Wednesday, November 7, 2007

The Dark Ages at 30 Rock

By Jospeh Kellard

Last Sunday night, after watching the games all day, I turned on Football Night in America, a show hosted by Bob Costas and other NFL commentators from the NBC studios at Rockefeller Center in Manhattan. I tuned in for the highlights, but what I saw was very dim.

One of the show's attractions is the studio's stately backdrop, a window that looks out onto the GE skyscraper and its plaza, featuring a sculpture of a bronze gilded Prometheus. During the Christmas season, this scene turns into an ice skating rink, above which stands a 75 to 90-foot colorfully-lit Norway spruce. Come December, Rockefeller Center bathes in a magnificent display of decorative lights.

While it is not so lit up just yet, imagine my dismay nevertheless when Costas announced last Sunday that, as part of NBC's efforts to raise awareness about "climate change" and man's alleged contributory "carbon footprint" to this effect, Football Night in America would conduct the second half of its show with the lights turned off. As if taking such a measure wasn’t disgraceful enough, to do this in Manhattan's most brilliantly illuminated area is doubly disgraceful.

During this segment, Costas and his cohorts talked with Matt Lauer of NBC's Today Show, who was bundled up in heavy clothes in Greenland near the North Pole. This was a preview to the morning news show's week-long reports on global warming. Lauer said something about ice sheets melting up there at a record pace …blah, blah, blah. Then we were shown Al Roker in a lush jungle somewhere (no doubt a "rainforest"), and Ann Curry was in Antarctica, both of them ready to report on its supposed effects in those regions.

Some of the guys in the studio with Costas, Keith Olbermann and Cris Collinsworth, were giggling at Laur standing next to an igloo in some desolate corner of the world. Then they all made light of doing the rest of the show in the dark, with flashlights.

Of course, what's sad is that displays like this, which are becoming evermore frequent in our post-Inconvenient Truth world, are no laughing matter.

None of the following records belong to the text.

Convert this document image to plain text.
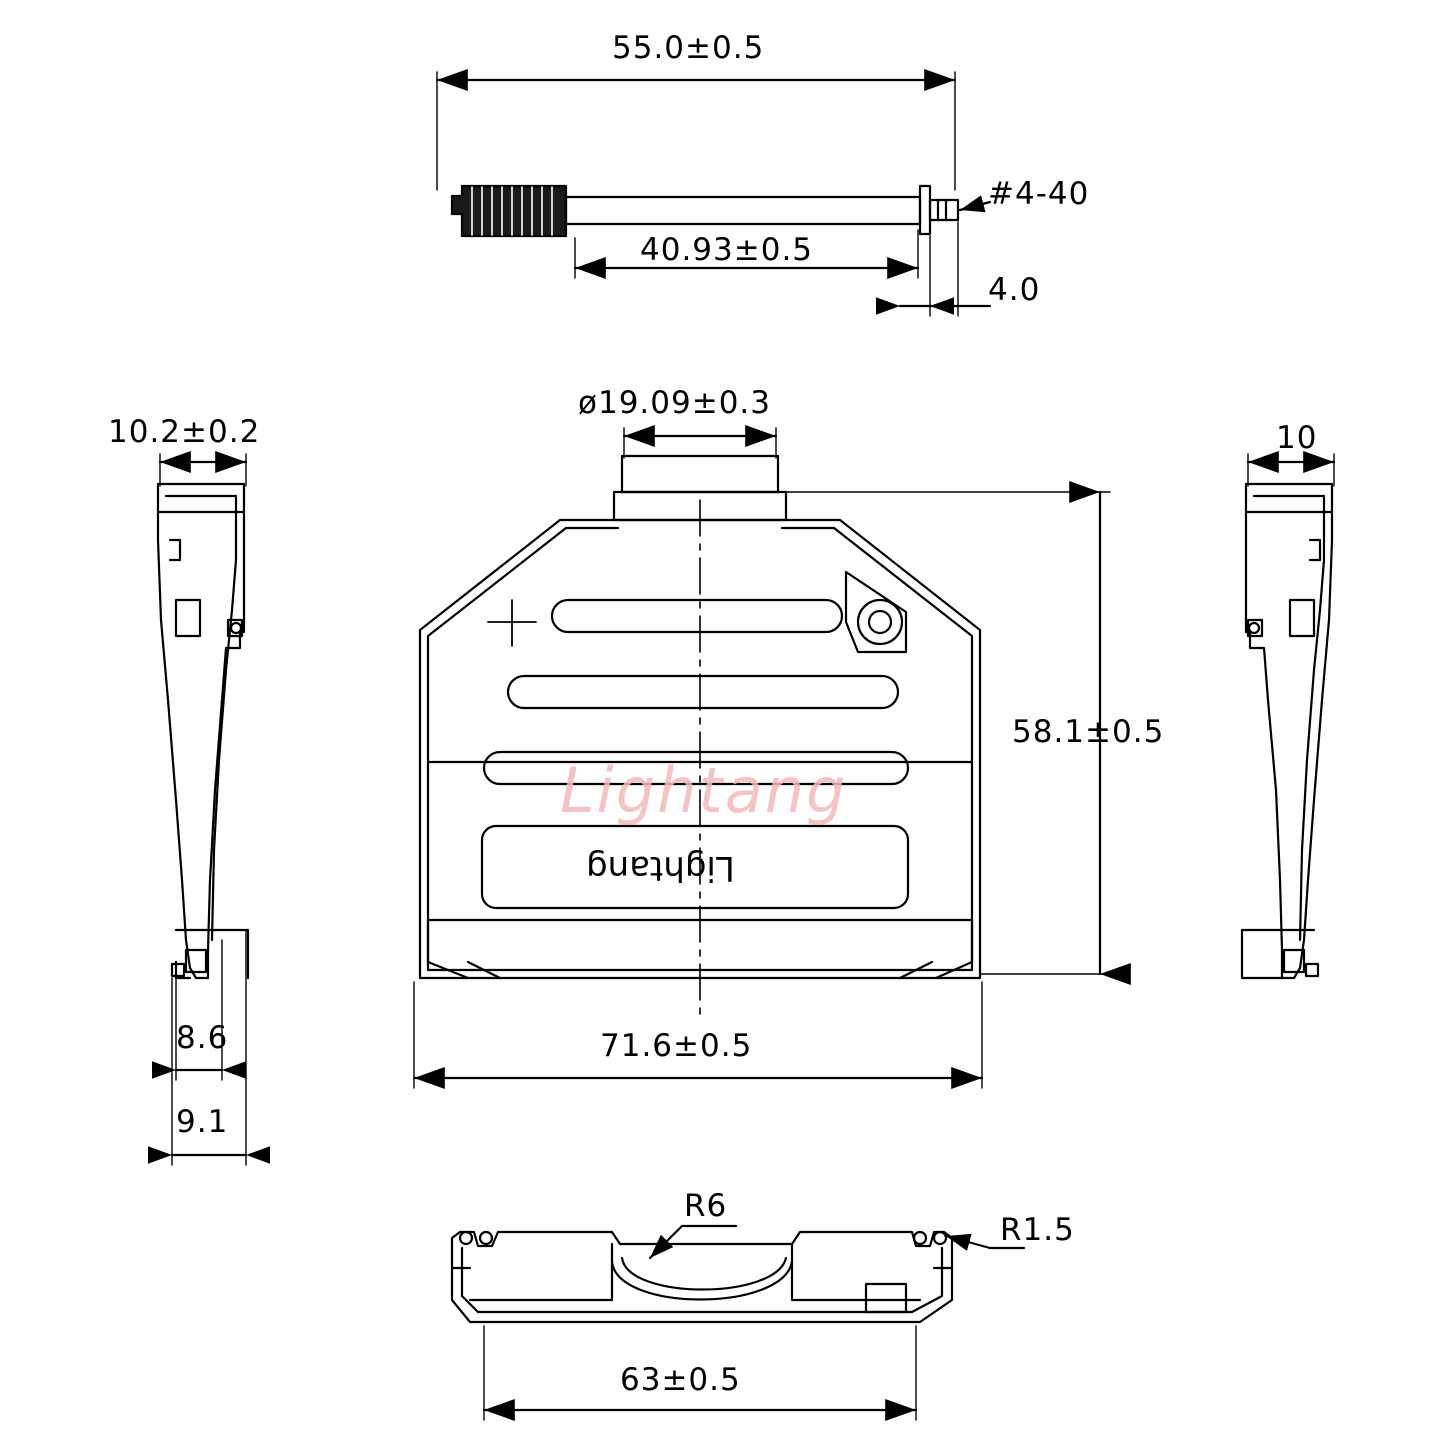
55.0±0.5
#4-40
40.93±0.5
4.0
ø19.09±0.3
10.2±0.2	10
58.1±0.5
71.6±0.5
8.6
9.1
R6
R1.5
63±0.5
Lightang
Lightang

The actual truth is that fear-mongering environmentalists are so successfully scaring more and more Americans, in an attempt to induce guilt about their supposed overuse of such "conveniences" as light bulbs, that many are willfully following the greens back toward the Dark Ages.


Please post a comment about this column. For private comments, email Joseph Kellard at Theainet1@optonline.net.

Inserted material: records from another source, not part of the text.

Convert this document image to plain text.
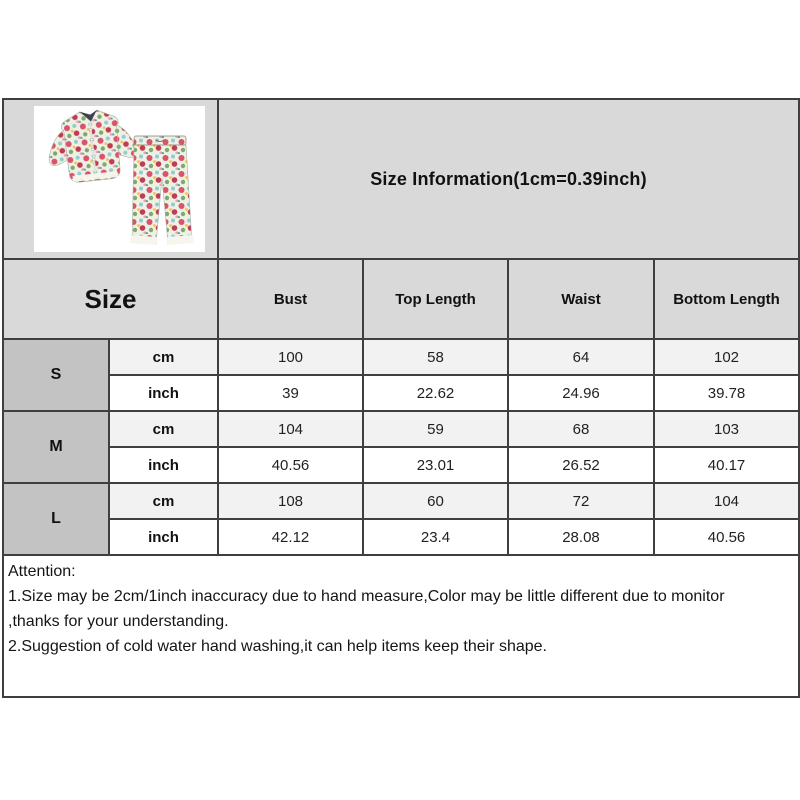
	Size Information(1cm=0.39inch)			
Size		Bust	Top Length	Waist	Bottom Length
S	cm	100	58	64	102
	inch	39	22.62	24.96	39.78
M	cm	104	59	68	103
	inch	40.56	23.01	26.52	40.17
L	cm	108	60	72	104
	inch	42.12	23.4	28.08	40.56

Attention:
1.Size may be 2cm/1inch inaccuracy due to hand measure,Color may be little different due to monitor
,thanks for your understanding.
2.Suggestion of cold water hand washing,it can help items keep their shape.					
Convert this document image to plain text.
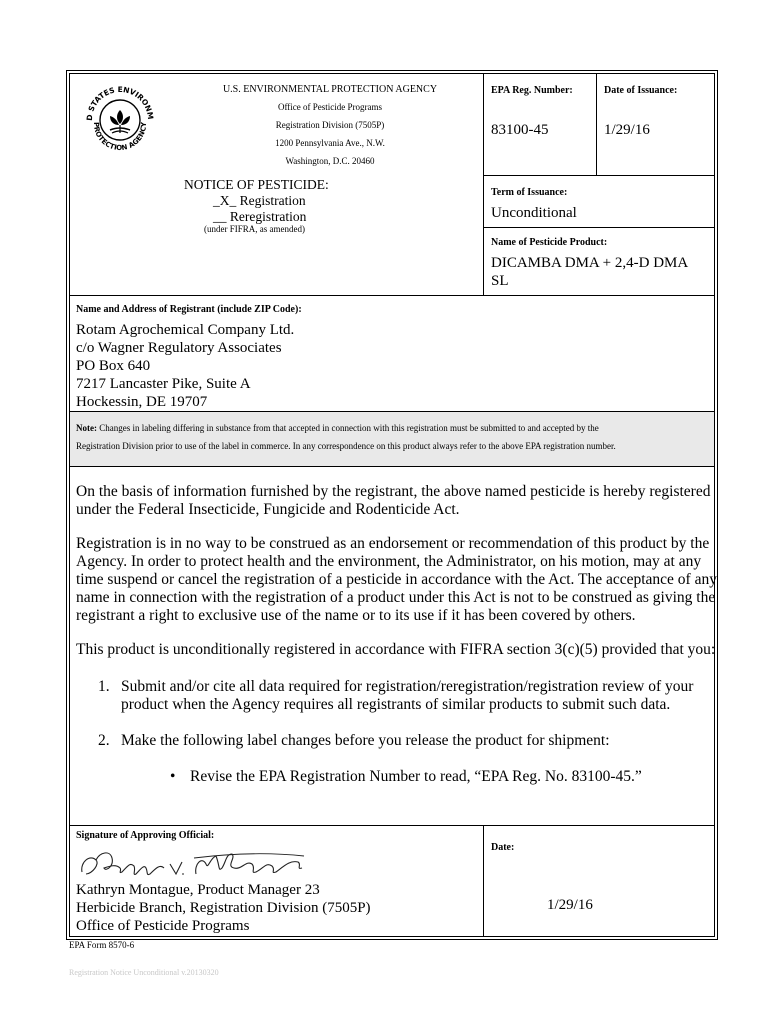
D STATES ENVIRONM
PROTECTION AGENCY
U.S. ENVIRONMENTAL PROTECTION AGENCY
Office of Pesticide Programs
Registration Division (7505P)
1200 Pennsylvania Ave., N.W.
Washington, D.C. 20460
NOTICE OF PESTICIDE:
_X_ Registration
__ Reregistration
(under FIFRA, as amended)
EPA Reg. Number:
83100-45
Date of Issuance:
1/29/16
Term of Issuance:
Unconditional
Name of Pesticide Product:
DICAMBA DMA + 2,4-D DMA
SL
Name and Address of Registrant (include ZIP Code):
Rotam Agrochemical Company Ltd.
c/o Wagner Regulatory Associates
PO Box 640
7217 Lancaster Pike, Suite A
Hockessin, DE 19707
Note: Changes in labeling differing in substance from that accepted in connection with this registration must be submitted to and accepted by the
Registration Division prior to use of the label in commerce. In any correspondence on this product always refer to the above EPA registration number.
On the basis of information furnished by the registrant, the above named pesticide is hereby registered
under the Federal Insecticide, Fungicide and Rodenticide Act.
Registration is in no way to be construed as an endorsement or recommendation of this product by the
Agency. In order to protect health and the environment, the Administrator, on his motion, may at any
time suspend or cancel the registration of a pesticide in accordance with the Act. The acceptance of any
name in connection with the registration of a product under this Act is not to be construed as giving the
registrant a right to exclusive use of the name or to its use if it has been covered by others.
This product is unconditionally registered in accordance with FIFRA section 3(c)(5) provided that you:
1. Submit and/or cite all data required for registration/reregistration/registration review of your
product when the Agency requires all registrants of similar products to submit such data.
2. Make the following label changes before you release the product for shipment:
• Revise the EPA Registration Number to read, “EPA Reg. No. 83100-45.”
Signature of Approving Official:
Kathryn Montague, Product Manager 23
Herbicide Branch, Registration Division (7505P)
Office of Pesticide Programs
Date:
1/29/16
EPA Form 8570-6
Registration Notice Unconditional v.20130320
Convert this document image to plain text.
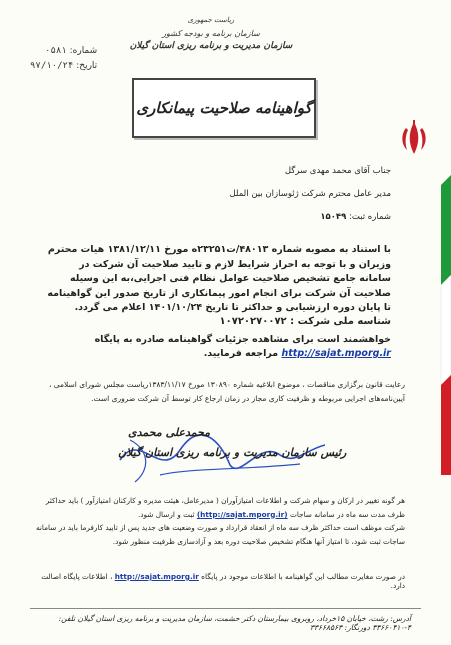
ریاست جمهوری
سازمان برنامه و بودجه کشور
سازمان مدیریت و برنامه ریزی استان گیلان
شماره: ۰۵۸۱
تاریخ: ۹۷/۱۰/۲۴
گواهینامه صلاحیت پیمانکاری
جناب آقای محمد مهدی سرگل
مدیر عامل محترم شرکت ژئوسازان بین الملل
شماره ثبت: ۱۵۰۴۹
با استناد به مصوبه شماره ۴۸۰۱۳/ت۲۳۲۵۱ه مورخ ۱۳۸۱/۱۲/۱۱ هیات محترم وزیران و با توجه به احراز شرایط لازم و تایید صلاحیت آن شرکت در سامانه جامع تشخیص صلاحیت عوامل نظام فنی اجرایی،به این وسیله صلاحیت آن شرکت برای انجام امور پیمانکاری از تاریخ صدور این گواهینامه تا پایان دوره ارزشیابی و حداکثر تا تاریخ ۱۴۰۱/۱۰/۲۴ اعلام می گردد.
شناسه ملی شرکت : ۱۰۷۲۰۲۷۰۰۷۲
خواهشمند است برای مشاهده جزئیات گواهینامه صادره به پایگاه
http://sajat.mporg.ir مراجعه فرمایید.
رعایت قانون برگزاری مناقصات ، موضوع ابلاغیه شماره ۱۳۰۸۹۰ مورخ ۱۳۸۳/۱۱/۱۷ریاست مجلس شورای اسلامی ، آیین‌نامه‌های اجرایی مربوطه و ظرفیت کاری مجاز در زمان ارجاع کار توسط آن شرکت ضروری است.
محمدعلی محمدی
رئیس سازمان مدیریت و برنامه ریزی استان گیلان
هر گونه تغییر در ارکان و سهام شرکت و اطلاعات امتیازآوران ( مدیرعامل، هیئت مدیره و کارکنان امتیازآور ) باید حداکثر ظرف مدت سه ماه در سامانه ساجات (http://sajat.mporg.ir) ثبت و ارسال شود.
شرکت موظف است حداکثر ظرف سه ماه از انعقاد قرارداد و صورت وضعیت های جدید پس از تایید کارفرما باید در سامانه ساجات ثبت شود، تا امتیاز آنها هنگام تشخیص صلاحیت دوره بعد و آزادسازی ظرفیت منظور شود.
در صورت مغایرت مطالب این گواهینامه با اطلاعات موجود در پایگاه http://sajat.mporg.ir ، اطلاعات پایگاه اصالت دارد.
آدرس: رشت، خیابان ۱۵خرداد، روبروی بیمارستان دکتر حشمت، سازمان مدیریت و برنامه ریزی استان گیلان تلفن: ۴-۳۳۶۶۰۴۱۰ دورنگار: ۳۳۶۶۸۵۶۳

Copyright © 2007 Joseph Kellard

2 comments:

Michael Neibel said...

Once a person accepts an unearned guilt, he will feel a need to atone. The performance of sacrificial rituals, like shutting off lights, recycling etc., will be appealing to such people. Getting people to accept an unearned guilt is what the concept "The Environment" is all about.
I wonder how many people saw that and thought "that's nice of them " but who have no intention of turning off their own lights, and how many thought " what fools."

Joseph Kellard said...

Mike N,

Thanks for your comment. From what I've heard and read, when gas prices go up, most Americans eventually keep on driving the same distances than they did when the prices were lower. Environmentalist propaganda aimed at instilling guilt has largely not stopped them. I just hope they don’t “live with the guilt,” so to speak; that is, believe that they’re doing something “wrong” by continuing with their usual routines, but feeling guilty for doing so. In other words, I hope their also driving those same distances guilt-free.

Let’s hope they do the same with all the other environmental calls for sacrifice, such as unnecessarily shutting off their lights.